Onrechtmatige uitlatingen
3.8.1.Grief 4is gericht tegen overweging 4.13 van het bestreden vonnis, waarin de voorzieningenrechter heeft geoordeeld dat [appellant] in zijn in dit geding aan de orde zijnde uitingen niet de bewoordingen “oplichting”, “oplichters” en “criminele akties” had mogen gebruiken, kort gezegd, omdat niet is gebleken dat [geïntimeerden] zich daadwerkelijk in strafrechtelijke zin aan het een of het ander hebben schuldig gemaakt. [appellant] heeft aangevoerd dat in Spanje een strafzaak jegens [geïntimeerden] aanhangig is en heeft een beroep op vrijheid van meningsuiting gedaan.
3.8.2.De grief faalt omdat het bestreden oordeel juist is. Zolang [geïntimeerden] of een hunner niet door de strafrechter ter zake is veroordeeld, moet het publiekelijk gebruiken van de zojuist genoemde kwalificaties, die nou eenmaal een strafrechtelijke/criminele connotatie hebben, lasterlijk althans anderszins onrechtmatig worden geacht.

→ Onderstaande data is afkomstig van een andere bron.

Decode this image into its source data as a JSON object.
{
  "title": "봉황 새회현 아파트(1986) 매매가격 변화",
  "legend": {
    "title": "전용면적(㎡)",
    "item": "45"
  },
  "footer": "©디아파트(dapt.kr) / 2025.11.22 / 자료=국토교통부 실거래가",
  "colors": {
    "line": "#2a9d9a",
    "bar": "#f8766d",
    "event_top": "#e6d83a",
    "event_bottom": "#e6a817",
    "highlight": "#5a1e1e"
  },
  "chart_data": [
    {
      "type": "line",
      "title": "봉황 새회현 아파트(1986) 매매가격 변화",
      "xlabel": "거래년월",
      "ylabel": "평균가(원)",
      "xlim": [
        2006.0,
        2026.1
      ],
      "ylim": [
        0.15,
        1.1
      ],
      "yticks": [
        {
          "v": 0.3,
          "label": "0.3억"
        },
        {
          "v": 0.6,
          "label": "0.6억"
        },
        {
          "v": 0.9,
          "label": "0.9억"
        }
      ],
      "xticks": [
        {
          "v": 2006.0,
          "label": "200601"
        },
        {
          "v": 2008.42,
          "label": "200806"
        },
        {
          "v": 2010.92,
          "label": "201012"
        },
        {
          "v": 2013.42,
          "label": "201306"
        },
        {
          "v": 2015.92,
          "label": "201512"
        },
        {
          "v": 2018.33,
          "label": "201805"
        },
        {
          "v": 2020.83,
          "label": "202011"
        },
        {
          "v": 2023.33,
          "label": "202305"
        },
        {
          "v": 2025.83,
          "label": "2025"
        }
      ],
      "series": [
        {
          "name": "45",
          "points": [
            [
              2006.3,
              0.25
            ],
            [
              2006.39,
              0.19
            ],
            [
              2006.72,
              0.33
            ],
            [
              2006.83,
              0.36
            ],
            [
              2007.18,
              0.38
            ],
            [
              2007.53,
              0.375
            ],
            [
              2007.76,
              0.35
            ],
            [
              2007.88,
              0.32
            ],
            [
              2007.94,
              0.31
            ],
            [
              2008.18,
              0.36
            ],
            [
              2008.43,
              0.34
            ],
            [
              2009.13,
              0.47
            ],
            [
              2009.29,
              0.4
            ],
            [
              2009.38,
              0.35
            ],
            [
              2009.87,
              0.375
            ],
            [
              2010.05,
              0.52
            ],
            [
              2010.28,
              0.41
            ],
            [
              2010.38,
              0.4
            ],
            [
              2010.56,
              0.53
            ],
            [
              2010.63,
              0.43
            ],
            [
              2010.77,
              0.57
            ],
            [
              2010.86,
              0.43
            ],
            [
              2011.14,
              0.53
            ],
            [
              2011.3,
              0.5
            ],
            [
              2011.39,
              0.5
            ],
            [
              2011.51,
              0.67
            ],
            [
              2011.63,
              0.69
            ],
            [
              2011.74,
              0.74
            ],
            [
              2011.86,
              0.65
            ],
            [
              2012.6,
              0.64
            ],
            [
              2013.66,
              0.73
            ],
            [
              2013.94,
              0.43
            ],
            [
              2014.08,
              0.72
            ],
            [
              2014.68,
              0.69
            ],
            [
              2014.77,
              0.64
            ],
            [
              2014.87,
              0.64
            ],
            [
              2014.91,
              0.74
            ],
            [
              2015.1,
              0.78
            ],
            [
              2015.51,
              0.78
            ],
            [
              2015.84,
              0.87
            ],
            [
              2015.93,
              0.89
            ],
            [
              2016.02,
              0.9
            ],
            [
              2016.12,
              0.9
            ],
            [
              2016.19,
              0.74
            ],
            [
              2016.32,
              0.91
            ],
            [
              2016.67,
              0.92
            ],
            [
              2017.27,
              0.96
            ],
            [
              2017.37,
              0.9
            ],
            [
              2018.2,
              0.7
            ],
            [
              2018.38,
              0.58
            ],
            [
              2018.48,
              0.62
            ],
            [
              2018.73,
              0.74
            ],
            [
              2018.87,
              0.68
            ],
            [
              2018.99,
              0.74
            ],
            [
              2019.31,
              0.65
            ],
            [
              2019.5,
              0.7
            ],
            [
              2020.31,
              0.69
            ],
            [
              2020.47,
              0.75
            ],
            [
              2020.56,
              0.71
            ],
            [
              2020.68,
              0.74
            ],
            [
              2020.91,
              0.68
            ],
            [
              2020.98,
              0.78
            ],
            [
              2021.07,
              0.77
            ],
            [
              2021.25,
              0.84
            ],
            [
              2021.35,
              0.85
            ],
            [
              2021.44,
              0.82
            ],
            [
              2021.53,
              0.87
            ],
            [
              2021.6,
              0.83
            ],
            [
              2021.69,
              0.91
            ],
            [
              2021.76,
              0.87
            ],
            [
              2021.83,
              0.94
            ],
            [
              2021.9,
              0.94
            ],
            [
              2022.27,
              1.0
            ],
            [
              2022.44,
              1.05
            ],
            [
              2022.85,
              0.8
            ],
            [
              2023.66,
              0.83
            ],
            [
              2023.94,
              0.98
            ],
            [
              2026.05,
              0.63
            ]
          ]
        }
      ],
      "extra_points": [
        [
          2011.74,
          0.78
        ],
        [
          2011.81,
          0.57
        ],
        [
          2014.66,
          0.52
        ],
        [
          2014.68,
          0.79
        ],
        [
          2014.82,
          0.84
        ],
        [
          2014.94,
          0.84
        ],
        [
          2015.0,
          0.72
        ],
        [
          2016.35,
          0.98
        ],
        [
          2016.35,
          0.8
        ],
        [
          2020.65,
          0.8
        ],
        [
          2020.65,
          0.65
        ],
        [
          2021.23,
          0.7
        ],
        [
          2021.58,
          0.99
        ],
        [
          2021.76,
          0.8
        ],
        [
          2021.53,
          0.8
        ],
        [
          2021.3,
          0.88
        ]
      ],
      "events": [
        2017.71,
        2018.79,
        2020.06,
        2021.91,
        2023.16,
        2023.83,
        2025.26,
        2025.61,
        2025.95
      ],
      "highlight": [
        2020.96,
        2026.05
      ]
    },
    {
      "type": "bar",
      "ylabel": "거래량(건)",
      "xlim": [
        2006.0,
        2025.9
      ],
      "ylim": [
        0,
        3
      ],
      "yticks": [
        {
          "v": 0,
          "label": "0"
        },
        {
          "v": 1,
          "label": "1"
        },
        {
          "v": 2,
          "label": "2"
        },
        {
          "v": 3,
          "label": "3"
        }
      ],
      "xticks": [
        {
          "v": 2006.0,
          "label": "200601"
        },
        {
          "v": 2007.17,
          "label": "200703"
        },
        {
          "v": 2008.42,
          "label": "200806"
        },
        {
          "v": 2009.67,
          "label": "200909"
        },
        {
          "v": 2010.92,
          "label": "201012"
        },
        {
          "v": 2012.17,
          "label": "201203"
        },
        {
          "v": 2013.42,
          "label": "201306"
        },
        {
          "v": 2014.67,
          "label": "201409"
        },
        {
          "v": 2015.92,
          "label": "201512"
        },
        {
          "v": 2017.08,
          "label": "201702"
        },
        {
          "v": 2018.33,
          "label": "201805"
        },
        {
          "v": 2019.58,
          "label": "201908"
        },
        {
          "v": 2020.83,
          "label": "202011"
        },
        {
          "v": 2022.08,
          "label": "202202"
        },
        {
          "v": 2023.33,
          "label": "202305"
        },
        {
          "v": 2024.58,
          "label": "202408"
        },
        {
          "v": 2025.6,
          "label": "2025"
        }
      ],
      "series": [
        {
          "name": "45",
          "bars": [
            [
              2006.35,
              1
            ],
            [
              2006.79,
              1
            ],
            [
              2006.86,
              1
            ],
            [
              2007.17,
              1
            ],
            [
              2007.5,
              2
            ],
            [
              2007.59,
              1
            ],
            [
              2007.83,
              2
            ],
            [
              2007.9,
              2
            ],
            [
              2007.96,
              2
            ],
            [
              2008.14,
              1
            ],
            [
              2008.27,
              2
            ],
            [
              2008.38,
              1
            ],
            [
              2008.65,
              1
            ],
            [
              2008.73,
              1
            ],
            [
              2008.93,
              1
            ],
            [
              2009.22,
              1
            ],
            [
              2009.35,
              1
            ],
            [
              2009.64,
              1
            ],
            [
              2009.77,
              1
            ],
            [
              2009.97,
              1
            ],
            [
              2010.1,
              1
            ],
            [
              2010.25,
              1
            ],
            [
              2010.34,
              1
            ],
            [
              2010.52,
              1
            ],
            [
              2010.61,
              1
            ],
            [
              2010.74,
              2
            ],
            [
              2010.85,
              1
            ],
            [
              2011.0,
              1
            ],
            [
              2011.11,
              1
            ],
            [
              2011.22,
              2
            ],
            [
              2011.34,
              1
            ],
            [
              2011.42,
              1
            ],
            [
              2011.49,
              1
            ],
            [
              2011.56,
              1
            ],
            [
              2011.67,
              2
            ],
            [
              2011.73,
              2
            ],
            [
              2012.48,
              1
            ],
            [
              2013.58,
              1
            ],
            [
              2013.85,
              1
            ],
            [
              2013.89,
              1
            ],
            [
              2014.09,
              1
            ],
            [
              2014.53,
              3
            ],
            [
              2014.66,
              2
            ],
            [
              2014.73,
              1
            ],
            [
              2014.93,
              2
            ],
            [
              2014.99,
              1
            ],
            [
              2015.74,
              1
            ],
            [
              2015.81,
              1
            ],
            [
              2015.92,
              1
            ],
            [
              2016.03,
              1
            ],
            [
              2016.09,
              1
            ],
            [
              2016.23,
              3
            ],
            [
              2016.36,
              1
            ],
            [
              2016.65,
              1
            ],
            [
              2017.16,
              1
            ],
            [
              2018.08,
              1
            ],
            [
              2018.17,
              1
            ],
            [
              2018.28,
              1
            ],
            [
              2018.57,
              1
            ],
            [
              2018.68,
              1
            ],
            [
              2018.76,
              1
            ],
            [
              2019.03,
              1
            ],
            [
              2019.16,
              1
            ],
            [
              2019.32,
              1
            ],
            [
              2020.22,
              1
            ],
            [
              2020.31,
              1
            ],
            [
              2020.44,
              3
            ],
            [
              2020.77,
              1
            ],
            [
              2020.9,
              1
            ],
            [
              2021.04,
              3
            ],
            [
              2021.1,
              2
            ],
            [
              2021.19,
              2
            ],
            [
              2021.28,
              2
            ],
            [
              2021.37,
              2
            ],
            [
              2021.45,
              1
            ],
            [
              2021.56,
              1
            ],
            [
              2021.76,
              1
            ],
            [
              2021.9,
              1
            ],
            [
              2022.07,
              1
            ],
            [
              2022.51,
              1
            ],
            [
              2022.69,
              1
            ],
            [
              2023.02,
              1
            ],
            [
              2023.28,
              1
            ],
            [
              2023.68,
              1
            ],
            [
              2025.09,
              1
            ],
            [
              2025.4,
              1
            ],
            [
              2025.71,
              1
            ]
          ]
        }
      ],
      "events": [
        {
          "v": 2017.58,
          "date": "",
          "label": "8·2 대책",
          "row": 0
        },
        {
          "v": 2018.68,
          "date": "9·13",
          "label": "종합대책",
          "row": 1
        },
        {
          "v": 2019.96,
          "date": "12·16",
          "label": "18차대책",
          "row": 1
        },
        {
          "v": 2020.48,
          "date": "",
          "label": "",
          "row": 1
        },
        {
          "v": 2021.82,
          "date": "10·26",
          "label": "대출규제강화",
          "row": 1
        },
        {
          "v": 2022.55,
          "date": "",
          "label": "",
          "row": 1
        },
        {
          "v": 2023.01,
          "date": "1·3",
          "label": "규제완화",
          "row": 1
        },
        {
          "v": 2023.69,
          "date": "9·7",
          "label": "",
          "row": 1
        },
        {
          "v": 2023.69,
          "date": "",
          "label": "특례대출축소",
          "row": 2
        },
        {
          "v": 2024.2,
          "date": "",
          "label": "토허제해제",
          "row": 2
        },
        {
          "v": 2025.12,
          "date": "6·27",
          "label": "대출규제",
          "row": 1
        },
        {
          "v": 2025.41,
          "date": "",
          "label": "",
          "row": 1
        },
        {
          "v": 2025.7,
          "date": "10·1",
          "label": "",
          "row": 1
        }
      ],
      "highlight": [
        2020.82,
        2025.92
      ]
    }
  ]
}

De omstandigheden dat [appellant] tegen [geïntimeerden] aangifte heeft gedaan en laatstgenoemden ter zake (in Spanje) worden vervolgd, zijn, indien en voor zover juist, onvoldoende om anders te kunnen oordelen. Anders dan [appellant] meent, is het gebruiken van de woorden als onder 3.8.1 vermeld, zolang [geïntimeerden] niet strafrechtelijk zijn veroordeeld, onnodig grievend. Dit wordt niet anders, indien [geïntimeerden] valse positieve recensies hebben geplaatst en/of huizen te koop aanbieden waarvan zij geen eigenaar zijn. In het licht van het voorgaande acht het hof deze inbreuk op de vrijheid van meningsuiting van [appellant] gerechtvaardigd ter bescherming van de belangen van [geïntimeerden]

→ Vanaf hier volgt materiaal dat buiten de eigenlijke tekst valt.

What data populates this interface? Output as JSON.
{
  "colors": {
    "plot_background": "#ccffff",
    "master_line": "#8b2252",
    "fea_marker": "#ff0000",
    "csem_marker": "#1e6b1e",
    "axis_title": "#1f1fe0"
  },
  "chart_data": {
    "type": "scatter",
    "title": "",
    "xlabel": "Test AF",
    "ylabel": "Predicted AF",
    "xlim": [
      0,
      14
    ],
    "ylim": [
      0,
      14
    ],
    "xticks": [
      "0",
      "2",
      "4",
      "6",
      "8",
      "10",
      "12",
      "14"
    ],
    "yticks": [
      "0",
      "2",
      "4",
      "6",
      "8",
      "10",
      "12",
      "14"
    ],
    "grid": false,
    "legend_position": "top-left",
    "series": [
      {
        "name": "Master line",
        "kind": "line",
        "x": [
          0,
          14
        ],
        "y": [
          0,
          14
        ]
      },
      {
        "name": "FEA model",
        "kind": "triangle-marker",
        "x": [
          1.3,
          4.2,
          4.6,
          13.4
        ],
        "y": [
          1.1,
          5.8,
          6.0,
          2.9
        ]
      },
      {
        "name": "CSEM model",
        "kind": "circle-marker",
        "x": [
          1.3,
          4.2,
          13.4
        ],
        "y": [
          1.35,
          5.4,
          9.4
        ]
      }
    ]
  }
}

3.9.1.Grief 5houdt in dat de voorzieningenrechter aan de ten laste van [appellant] uitgesproken veroordelingen ten onrechte een dwangsom heeft verbonden, daartoe overwegend dat alles erop wijst dat [appellant] niet vrijwillig aan die veroordelingen zal voldoen.

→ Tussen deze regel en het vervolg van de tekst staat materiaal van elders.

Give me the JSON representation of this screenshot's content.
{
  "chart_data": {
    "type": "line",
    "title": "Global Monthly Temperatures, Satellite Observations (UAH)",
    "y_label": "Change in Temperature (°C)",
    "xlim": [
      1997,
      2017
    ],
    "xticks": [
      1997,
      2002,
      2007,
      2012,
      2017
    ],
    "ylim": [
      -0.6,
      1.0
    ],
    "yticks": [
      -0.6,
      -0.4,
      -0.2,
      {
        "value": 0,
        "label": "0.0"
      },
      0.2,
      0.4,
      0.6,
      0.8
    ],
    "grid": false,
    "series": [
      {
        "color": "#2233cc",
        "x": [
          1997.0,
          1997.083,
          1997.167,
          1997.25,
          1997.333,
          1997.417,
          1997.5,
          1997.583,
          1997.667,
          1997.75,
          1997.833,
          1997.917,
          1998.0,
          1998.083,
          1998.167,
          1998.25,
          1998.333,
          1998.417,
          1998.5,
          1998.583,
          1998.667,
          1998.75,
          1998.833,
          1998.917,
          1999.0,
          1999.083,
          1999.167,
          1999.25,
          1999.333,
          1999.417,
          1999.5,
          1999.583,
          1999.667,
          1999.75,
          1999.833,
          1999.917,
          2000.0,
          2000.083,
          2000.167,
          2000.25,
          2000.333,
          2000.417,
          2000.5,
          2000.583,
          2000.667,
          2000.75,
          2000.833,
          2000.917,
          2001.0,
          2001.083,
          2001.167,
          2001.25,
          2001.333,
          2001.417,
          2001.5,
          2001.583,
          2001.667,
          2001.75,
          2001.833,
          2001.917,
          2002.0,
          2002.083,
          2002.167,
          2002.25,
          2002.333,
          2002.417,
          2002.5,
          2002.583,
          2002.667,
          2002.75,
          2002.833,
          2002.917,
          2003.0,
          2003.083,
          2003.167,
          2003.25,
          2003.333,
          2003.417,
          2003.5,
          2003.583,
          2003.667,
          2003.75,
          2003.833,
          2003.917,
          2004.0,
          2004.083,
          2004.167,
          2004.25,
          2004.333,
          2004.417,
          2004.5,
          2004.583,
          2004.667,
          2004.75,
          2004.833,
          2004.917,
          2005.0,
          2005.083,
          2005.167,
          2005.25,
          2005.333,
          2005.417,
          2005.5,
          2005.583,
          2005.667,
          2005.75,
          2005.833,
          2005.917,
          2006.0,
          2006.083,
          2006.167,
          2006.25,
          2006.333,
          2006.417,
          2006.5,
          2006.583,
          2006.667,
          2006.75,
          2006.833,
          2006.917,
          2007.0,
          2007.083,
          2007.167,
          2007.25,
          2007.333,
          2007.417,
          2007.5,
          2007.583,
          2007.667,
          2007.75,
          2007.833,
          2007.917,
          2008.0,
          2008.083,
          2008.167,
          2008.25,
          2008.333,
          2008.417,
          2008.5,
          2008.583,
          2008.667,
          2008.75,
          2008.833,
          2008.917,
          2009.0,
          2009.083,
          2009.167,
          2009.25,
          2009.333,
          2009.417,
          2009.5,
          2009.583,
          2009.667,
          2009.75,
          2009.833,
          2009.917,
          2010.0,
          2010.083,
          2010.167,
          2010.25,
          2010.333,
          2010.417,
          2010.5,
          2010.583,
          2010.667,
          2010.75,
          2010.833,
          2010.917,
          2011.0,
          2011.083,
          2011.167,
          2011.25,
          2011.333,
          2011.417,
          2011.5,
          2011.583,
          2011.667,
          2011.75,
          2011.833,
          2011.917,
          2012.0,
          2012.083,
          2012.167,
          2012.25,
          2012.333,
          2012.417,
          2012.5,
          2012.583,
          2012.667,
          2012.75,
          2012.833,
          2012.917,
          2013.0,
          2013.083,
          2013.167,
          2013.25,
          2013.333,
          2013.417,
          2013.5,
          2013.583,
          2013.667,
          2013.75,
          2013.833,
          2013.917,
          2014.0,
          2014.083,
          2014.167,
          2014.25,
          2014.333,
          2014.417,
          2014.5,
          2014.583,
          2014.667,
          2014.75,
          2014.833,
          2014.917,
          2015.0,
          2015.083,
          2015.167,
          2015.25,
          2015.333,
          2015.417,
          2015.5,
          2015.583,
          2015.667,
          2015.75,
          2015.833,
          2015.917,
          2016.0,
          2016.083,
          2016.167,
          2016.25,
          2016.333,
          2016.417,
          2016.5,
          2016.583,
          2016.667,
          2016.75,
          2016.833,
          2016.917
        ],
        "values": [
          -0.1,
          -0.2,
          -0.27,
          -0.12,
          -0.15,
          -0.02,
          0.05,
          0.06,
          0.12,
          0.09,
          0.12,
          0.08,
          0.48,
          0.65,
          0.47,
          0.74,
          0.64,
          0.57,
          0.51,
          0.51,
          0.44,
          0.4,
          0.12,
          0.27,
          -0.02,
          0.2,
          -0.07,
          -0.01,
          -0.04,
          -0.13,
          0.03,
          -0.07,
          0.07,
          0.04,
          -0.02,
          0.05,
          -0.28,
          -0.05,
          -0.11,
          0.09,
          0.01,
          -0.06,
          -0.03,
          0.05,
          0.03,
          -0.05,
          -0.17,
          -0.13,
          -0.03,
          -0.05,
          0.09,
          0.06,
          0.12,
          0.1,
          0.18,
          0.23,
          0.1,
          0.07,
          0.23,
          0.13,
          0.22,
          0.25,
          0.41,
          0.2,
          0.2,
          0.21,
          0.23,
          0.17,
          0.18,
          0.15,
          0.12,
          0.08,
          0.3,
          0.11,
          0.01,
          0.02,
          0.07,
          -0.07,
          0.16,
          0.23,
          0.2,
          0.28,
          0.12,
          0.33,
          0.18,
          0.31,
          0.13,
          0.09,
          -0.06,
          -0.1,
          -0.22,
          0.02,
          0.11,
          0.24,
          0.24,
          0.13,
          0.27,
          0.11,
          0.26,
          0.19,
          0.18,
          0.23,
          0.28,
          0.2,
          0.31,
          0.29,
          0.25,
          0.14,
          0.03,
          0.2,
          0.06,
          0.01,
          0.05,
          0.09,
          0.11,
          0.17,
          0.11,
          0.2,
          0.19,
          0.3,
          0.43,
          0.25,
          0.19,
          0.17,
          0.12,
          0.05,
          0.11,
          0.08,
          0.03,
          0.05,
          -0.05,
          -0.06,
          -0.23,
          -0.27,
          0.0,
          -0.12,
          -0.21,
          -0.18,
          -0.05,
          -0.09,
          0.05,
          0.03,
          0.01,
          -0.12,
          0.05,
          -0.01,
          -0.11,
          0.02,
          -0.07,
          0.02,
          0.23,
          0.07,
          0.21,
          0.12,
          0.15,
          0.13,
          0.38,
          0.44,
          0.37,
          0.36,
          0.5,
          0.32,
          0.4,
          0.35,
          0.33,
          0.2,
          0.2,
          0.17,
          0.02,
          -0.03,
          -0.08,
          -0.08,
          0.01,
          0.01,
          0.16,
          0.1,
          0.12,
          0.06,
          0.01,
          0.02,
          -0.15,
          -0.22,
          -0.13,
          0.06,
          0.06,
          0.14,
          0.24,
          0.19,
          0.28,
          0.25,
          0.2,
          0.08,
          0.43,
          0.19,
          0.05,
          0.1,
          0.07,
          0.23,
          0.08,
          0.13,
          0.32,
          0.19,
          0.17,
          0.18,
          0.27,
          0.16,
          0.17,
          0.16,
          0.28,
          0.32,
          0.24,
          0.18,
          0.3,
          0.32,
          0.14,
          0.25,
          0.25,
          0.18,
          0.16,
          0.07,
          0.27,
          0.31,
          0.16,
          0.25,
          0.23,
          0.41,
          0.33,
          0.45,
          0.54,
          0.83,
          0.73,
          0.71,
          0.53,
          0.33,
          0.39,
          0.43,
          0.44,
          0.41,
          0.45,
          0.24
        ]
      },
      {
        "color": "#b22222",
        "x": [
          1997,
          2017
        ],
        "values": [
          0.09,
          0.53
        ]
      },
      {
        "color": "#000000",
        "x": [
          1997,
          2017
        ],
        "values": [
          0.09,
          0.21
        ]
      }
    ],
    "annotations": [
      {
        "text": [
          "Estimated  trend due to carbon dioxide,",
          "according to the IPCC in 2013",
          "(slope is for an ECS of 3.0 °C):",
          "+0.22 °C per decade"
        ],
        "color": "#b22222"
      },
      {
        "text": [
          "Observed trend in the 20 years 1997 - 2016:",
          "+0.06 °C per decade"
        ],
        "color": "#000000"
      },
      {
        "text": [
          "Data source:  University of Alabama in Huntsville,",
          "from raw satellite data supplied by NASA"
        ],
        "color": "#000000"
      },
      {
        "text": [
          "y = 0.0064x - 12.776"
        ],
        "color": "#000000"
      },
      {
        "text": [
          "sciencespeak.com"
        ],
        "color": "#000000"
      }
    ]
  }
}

3.9.2.Het hof stelt ter voorkoming van misverstanden voorop dat thans niet behoeft te worden geoordeeld over de vraag of [appellant] geheel of gedeeltelijk aan voormelde veroordelingen heeft voldaan, maar (slechts) of aan die veroordelingen terecht een dwangsom is verbonden. Deze laatste vraag wordt – met de voorzieningenrechter – bevestigend beantwoord, reeds omdat [appellant] betwist het in zijn macht te hebben wijzigingen op de website aan te brengen, terwijl, zoals in overweging 3.7.3 is geoordeeld, moet worden aangenomen dat hij dat wel degelijk kan. In het kader van dit kort geding is niet van belang of [geïntimeerden] jegens [appellant] zijn tekortgeschoten in de nakoming van de door partijen gesloten (aannemings)overeenkomst en, zo ja, of [appellant] ter zake schade heeft geleden.
3.9.3.De hoogte van de dwangsom en de maximering ervan, een en ander zoals door de voorzieningenrechter bepaald, acht het hof doelmatig en niet onredelijk hoog.